Early childhood development (ECD) -- cognitive, non-cognitive and physical health -- of pre-school age children is increasingly seen as critical in health and socioeconomic well-being later in life. But over 240 million children under 5y of age in developing countries do not reach their developmental potential. Advocacy for and resources devoted to ECD have increased substantially in developing countries. Yet what is known about impacts of such programs is based on few studies usually with small samples, limited outcome indicators, limited program information, small scale of operation and often problems of interpreting associations as reflecting causal effects. This project promises substantial increases in knowledge of ECD by exploiting a rich new data set with a national representative longitudinal sample of 15,000 children initially 0-5y of age and their families with linked data that permit extensive characterization of the children and their family members and the ECD programs to which they have been exposed in Chile.

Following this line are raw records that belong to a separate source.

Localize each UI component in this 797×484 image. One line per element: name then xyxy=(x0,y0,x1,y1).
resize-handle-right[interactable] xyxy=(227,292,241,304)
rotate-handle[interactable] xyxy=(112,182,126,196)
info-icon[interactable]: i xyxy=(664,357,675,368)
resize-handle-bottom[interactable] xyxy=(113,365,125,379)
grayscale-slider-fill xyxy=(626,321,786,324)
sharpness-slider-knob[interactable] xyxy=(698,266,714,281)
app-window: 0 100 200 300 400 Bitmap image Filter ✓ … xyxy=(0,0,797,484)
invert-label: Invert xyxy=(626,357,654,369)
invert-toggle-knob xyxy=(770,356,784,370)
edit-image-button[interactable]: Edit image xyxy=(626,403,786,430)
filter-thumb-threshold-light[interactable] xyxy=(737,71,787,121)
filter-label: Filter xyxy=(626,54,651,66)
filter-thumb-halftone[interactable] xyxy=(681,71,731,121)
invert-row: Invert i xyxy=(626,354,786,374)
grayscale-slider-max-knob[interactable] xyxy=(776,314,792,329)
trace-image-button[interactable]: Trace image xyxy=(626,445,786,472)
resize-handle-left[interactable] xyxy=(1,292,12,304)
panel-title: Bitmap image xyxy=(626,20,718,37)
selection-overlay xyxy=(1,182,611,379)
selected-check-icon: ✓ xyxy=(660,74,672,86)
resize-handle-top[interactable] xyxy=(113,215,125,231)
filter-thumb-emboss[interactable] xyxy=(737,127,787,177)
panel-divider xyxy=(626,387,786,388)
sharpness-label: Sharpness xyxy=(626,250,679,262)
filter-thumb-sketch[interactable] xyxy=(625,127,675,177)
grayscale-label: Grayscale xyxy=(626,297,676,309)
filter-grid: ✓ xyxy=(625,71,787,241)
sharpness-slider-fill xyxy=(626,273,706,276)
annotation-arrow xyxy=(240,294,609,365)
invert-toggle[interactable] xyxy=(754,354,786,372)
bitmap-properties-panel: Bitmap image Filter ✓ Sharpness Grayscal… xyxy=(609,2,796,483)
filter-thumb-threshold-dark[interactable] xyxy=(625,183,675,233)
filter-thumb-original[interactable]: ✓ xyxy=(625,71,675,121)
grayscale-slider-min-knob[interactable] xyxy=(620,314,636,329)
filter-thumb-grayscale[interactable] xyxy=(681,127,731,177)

The Specific Aims are: (1): To enrich a public-use panel data set initiated in 2009 and to be continued at least through 2011 on 15,000 children initially 0-5y of age and their families in a nationally representative sample that is linked to other data (that include economic, health and other relevant information on all family members;child school and national test performance and ECD Center quality) with embedded experiments. (2): To describe age-gender-SES-regional gradients/inequalities in ECD program participation and quality and in ECD outcomes including cognitive development, non-cognitive development and physical health. (3): To analyze ECD program participation. (4): To analyze impacts of ECD programs, including quality and curricular focus, on child cognitive development, non-cognitive development and physical health. (5): To analyze impacts of ECD programs on mothers'time use (e.g., hours worked) and their general life satisfaction and depression. (6): To estimate cost effectiveness and cost-benefit ratios for various interventions to improve ECD to provide better tools for policy makers to make more informed choices among intervention options. (7): To simulate expected impacts of interventions to improve ECD on age-gender-SES-regional gradients/inequalities in ECD access and in cognitive development, non-cognitive development and physical health outcomes. The combination of special data features (e.g., large, nationally-representative sample;linkages to other data sources;indicators of cognitive, non-cognitive and physical development;information on ECD program quality;experiments) and methodologies not applied before to ECD in developing countries (e.g., structural models with intergenerational links in un-observables, selection regarding programs and heterogeneous impacts) promises substantial gains in knowledge about ECD. Chile is a particularly interesting context in which to study ECD because of its leadership in innovative social programs, some unique programs not present elsewhere (e.g., vouchers), rich data described above and possible implications for other middle-income as well as high-income countries.
Early childhood development (ECD) -- cognitive, non-cognitive and physical health -- of pre-school age children is critical for health and socioeconomic well-being not only during childhood but also later in life. Though over 240 million children under 5y of age in developing countries do not reach their developmental potential, little is known regarding what makes ECD programs effective. The combination of rich data and new methodologies in this project promises considerable advancement of our knowledge on this important topic.